It was a simple calculation for a 66-year-old Cape Elizabeth man: Pay thousands of dollars in new property taxes that could come as his town undergoes a major school development project or freeze them and have the state pay any difference.
“You expect it to go up a little bit,” said Don, who declined to give his last name. “But not what this new school might cost.”
He is one of 214 seniors who have already applied for Maine’s new property tax stabilization program, which went into effect on Monday. The novel program, enacted in a low-key fashion by the Maine Legislature this year, allows Mainers 65 or older to freeze their taxes even if they move.
The generous program is a major deal for the oldest state in the nation and the one with the second-highest homeownership rate. Here is some more info about how to apply.
Who is eligible and how does it work?
To apply, you need to be 65 by April 1 of the tax year that you are requesting stabilization. For current applicants, that would be 2023. You must also be a permanent resident of Maine, have owned a Maine home for 10 years or more and be eligible for the Homestead Exemption. The state wants those wondering if they qualify for the latter to contact their local tax assessor.
There are no income requirements. If the home is owned by multiple people, only one of the joint tenants needs to qualify.

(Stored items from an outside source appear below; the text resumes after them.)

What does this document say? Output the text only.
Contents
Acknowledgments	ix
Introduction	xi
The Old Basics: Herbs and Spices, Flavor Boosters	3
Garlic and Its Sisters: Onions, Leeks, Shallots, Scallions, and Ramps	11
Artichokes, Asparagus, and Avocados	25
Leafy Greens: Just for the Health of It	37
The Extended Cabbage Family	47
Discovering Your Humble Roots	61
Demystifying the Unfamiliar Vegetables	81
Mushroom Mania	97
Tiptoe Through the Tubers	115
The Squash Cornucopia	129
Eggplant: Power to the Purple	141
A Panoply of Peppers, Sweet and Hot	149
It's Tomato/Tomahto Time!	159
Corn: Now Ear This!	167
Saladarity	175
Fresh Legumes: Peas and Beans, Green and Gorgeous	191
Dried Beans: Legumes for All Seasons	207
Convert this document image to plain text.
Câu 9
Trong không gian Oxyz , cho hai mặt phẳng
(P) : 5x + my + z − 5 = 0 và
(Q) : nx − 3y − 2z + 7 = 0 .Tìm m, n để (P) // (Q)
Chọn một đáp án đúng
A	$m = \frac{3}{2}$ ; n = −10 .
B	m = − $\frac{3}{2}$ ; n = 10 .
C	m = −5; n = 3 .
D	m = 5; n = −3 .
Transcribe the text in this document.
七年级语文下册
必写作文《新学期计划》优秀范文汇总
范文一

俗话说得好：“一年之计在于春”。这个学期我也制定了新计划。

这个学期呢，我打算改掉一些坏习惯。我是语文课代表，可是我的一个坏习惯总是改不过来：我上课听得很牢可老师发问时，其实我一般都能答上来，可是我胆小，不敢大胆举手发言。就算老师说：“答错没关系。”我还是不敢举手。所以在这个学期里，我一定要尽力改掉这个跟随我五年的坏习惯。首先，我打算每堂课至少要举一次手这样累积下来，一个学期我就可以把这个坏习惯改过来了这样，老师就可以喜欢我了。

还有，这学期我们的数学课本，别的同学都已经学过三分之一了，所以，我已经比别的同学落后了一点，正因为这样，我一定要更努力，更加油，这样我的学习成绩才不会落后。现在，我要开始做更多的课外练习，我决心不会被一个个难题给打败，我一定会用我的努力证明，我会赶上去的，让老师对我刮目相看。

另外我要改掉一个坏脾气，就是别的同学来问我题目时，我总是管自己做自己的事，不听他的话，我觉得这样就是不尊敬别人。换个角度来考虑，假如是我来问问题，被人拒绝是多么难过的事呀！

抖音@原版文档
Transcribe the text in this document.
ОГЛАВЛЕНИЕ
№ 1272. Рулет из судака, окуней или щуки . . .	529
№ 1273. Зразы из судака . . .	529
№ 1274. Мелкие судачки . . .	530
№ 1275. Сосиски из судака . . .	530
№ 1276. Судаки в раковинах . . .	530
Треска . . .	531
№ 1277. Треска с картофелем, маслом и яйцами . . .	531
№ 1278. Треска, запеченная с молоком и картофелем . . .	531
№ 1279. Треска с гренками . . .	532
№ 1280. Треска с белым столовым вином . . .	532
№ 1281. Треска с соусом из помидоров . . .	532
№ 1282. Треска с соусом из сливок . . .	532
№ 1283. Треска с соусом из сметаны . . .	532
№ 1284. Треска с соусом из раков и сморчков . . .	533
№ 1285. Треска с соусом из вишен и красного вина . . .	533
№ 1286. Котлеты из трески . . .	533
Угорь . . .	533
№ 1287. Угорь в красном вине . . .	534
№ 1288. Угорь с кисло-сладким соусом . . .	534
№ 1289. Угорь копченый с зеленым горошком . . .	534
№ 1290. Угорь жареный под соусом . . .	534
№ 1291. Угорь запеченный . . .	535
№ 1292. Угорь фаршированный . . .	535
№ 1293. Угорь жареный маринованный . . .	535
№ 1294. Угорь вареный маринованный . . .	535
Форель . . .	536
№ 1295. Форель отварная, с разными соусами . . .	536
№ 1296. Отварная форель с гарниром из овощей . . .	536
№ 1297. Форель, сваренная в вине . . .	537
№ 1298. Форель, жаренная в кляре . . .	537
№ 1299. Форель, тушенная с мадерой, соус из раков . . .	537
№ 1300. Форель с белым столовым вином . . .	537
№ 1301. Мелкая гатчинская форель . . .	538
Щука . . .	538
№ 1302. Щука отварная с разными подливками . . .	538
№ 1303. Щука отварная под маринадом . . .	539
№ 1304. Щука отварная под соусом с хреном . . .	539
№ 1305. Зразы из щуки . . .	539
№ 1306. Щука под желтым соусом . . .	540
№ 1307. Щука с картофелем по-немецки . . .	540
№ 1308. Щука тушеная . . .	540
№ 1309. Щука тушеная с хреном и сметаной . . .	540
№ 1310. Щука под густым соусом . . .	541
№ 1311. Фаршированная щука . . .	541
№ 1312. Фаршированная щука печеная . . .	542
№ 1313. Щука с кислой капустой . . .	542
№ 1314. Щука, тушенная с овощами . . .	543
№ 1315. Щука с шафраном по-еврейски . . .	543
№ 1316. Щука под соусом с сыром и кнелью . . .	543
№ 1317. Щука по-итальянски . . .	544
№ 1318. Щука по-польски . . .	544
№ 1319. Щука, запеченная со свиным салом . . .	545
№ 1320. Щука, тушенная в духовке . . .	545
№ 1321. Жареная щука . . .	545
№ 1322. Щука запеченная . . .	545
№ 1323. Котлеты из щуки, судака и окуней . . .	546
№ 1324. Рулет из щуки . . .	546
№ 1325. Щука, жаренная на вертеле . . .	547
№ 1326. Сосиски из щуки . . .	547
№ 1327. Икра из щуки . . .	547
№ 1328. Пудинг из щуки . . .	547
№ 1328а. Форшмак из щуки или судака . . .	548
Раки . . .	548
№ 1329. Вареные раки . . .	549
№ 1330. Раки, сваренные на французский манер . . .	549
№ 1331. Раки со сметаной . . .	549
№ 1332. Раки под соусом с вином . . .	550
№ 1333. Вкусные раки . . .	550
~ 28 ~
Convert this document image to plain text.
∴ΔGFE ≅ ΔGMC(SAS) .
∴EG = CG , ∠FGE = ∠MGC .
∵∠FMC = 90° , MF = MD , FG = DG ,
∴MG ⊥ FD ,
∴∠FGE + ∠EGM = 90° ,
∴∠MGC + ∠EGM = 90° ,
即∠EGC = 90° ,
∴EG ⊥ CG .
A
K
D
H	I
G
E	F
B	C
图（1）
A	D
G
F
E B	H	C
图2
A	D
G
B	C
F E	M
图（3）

Under the program, your tax bill will freeze and not go any higher as long as you apply for the program each year. The only time it will change is if the amount you owe is less than the frozen amount. Your tax bill would then be frozen at a new, lower amount.
What if I move?
The program is generous: You can freeze your taxes even if you move to a new, more expensive home — or even a whole new community. It brings to mind strange potential scenarios, Cape Elizabeth Tax Assessor Clinton Swett noted.
One used at a recent training session for assessors from across the state in Belfast was someone living in a mobile home winning the lottery and moving to a much more expensive property. If they qualified for the program, they would be able to pay the mobile home rate even if they went to a seaside mansion.
Who pays the difference?
The state is committed to doing so, although lawmakers have only dedicated an insignificant amount of funding to the program so far. That has given some municipal officials pause, including Kennebunkport Assessor Becky Nolette, who has already gotten 45 applications in Maine’s most expensive community for housing.
“The concept of it is a good program,” Nolette said. “I just don’t necessarily think the implementation has been good.”
Many assessors worry that tracking changes will be hard. Upending years of common practice, assessors will need to keep track of what the new valuations are each year while having a segment who won’t be paying tax rates connected to them.
“Most communities don’t know how they are going to show the adjustment,” Nolette said.
Be sure to apply by Dec. 1.
The easiest way to do that is by going to your local assessment office. Forms are available on the state’s website and are due by Dec. 1.
The application does not automatically renew: You will need to reapply every year if you want your taxes to stay frozen.